Last year the administration tells us they’re happy with our spending policy. Now they tell us it’s inadequate and they have to cut the Latin American Studies Program, which is a key element of our strategy. What’s right here? How do we set a policy that we all can live with without having to reexamine this issue every few years?
The speaker was Sam Scribner, Chair of the Budget Committee of the Board of Trustees of Merced College. He was commenting on the policy the college used to determine the amount of endowment earnings that should be used as revenue in the college’s operating budget. For the past several years Merced had been attempting to determine a policy that would be appropriate in light of the dual demands of preserving the purchasing power of the endowment fund, while simultaneously providing the central administration with some predictability of revenues for the operating budget.
Merced College was a 150-year old, 4-year undergraduate institution with an enrollment of approximately 2,000 full-time residential students. It offered a liberal arts education with a full complement of athletic programs and a variety of special programs, including Latin American studies, communications, and meteorology.
Over the years, its alumni, many of whom had assumed position of leadership in business, had donated generously to the college, with the result that Merced’s endowment fund had grown considerably. Data for the past 17 years are contained in Exhibit 1.
The Spending Policy
Prior to 1988, the board’s spending policy had been to provide the administration with all dividends and interest earned on the endowment. All other earnings were reinvested in the endowment fund. In 1988, in response to complaints from the college’s administration that dividends and interest fluctuated widely, depending on the kinds of investments being made with the endowment fund’s portfolio, the board shifted to a policy of providing the administration with 5% of the beginning balance of the fund, lagged one year. The lag was needed to allow budget preparation activities to proceed with complete certainty of the amount to be transferred from the endowment fund.
In 1993, noting the dividends and interest were much greater than the amount being transferred to operations under the 5-percent policy, the administration convinced the board to return to a dividends and interest policy. The result, beginning in 1994, was a sharp increase in the transfers from the endowment fund to operations.

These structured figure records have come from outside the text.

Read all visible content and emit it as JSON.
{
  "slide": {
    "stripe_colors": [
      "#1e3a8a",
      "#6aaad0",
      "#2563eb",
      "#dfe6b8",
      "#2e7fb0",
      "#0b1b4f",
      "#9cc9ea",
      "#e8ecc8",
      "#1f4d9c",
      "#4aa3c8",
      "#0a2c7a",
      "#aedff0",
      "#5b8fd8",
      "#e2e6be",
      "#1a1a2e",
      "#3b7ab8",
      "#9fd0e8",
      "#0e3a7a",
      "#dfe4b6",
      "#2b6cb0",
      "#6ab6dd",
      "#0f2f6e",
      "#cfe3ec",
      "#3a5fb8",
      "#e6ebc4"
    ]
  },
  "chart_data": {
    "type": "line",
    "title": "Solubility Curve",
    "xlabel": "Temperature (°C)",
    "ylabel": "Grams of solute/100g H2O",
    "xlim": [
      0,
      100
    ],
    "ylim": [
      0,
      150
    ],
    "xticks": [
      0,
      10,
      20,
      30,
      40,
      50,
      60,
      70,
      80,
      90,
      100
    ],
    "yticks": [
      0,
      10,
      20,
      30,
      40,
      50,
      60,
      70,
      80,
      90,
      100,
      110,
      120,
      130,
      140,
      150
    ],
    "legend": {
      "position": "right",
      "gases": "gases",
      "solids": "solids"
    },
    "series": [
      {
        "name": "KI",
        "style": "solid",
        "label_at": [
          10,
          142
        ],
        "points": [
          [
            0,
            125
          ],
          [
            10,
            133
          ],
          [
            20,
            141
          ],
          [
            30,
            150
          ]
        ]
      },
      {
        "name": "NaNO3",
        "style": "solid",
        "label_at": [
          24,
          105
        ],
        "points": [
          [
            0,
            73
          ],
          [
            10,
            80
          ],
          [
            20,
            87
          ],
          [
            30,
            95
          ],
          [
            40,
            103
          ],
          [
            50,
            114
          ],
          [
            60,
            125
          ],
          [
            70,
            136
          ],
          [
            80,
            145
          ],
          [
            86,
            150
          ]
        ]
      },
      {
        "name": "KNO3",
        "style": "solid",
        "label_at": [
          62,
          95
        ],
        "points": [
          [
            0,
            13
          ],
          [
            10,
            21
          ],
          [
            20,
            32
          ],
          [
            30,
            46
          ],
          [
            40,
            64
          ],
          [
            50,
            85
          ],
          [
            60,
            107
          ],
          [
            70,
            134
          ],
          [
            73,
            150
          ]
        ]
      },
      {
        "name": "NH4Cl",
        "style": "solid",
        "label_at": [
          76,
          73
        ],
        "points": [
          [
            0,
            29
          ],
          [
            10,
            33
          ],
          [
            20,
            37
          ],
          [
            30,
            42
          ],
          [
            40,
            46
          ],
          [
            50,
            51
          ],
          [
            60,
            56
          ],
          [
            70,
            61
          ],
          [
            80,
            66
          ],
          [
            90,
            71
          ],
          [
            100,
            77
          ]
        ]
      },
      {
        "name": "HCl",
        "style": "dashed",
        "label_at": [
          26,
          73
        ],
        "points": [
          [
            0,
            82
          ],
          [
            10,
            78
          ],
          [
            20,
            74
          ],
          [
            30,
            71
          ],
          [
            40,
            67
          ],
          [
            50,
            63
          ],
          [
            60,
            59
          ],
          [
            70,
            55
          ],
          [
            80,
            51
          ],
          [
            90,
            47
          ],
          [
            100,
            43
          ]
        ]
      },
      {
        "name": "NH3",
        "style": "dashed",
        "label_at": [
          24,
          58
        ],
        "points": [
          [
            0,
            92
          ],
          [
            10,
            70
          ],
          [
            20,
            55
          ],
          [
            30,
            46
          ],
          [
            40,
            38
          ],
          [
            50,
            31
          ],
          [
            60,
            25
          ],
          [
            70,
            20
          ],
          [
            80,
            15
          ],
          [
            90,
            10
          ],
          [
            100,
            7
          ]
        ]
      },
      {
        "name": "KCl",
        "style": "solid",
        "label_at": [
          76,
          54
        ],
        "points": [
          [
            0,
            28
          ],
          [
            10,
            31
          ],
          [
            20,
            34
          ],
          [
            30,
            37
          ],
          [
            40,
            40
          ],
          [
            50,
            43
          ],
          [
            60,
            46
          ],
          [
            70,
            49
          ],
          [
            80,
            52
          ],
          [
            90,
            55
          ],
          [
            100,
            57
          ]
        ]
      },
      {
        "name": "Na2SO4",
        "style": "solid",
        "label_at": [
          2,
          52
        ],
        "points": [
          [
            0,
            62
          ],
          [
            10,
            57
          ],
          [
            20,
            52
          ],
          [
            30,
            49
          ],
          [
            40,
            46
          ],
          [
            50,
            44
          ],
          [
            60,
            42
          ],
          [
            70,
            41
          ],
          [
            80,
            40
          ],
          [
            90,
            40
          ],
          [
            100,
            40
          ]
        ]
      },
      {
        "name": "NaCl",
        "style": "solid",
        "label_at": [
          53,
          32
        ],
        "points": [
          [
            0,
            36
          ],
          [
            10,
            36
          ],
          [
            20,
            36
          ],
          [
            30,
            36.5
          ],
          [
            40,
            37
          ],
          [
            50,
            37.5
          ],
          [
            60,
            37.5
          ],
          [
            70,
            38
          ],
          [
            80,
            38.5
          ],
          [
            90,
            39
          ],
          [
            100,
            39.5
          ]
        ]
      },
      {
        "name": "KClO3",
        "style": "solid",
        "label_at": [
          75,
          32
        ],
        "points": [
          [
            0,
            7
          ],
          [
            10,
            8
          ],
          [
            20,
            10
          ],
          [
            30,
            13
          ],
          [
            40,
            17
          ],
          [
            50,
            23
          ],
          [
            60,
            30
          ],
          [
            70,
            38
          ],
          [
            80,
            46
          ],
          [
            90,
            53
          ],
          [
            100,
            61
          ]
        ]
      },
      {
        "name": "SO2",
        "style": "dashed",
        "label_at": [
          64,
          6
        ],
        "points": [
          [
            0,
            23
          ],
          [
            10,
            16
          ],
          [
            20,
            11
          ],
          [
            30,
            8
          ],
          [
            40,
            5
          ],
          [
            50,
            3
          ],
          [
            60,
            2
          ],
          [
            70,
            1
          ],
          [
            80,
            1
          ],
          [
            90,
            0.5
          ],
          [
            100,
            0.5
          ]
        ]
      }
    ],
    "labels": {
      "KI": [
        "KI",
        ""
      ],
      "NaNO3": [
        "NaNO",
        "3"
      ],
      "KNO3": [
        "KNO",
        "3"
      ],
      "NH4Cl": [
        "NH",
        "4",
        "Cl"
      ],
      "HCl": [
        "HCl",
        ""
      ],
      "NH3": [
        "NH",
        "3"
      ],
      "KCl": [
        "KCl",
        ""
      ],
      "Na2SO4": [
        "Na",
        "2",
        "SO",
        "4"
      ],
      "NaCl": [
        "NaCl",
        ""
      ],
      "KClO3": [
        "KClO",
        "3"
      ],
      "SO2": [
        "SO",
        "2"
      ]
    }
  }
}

The current crisis had arisen because the administration, noting that dividends and interest transfers had declined in 1996, and were below what they would have been under the 5 percent approach, once again was requesting a shift in the policy. It now was recommending a return to the 5 percent approach. Mr. Scribner commented: . . .
- What are the issues that face the committee? Be specific in separating the issues, and then showing how they relate to each other.
- What policy would you recommend the board adopt to deal with each of the issues you identified in your answer to Question 1? In doing this, you should compare your recommendation with the board’s policy over the past 19 years to show how the transfers from the endowment fund would have been affected.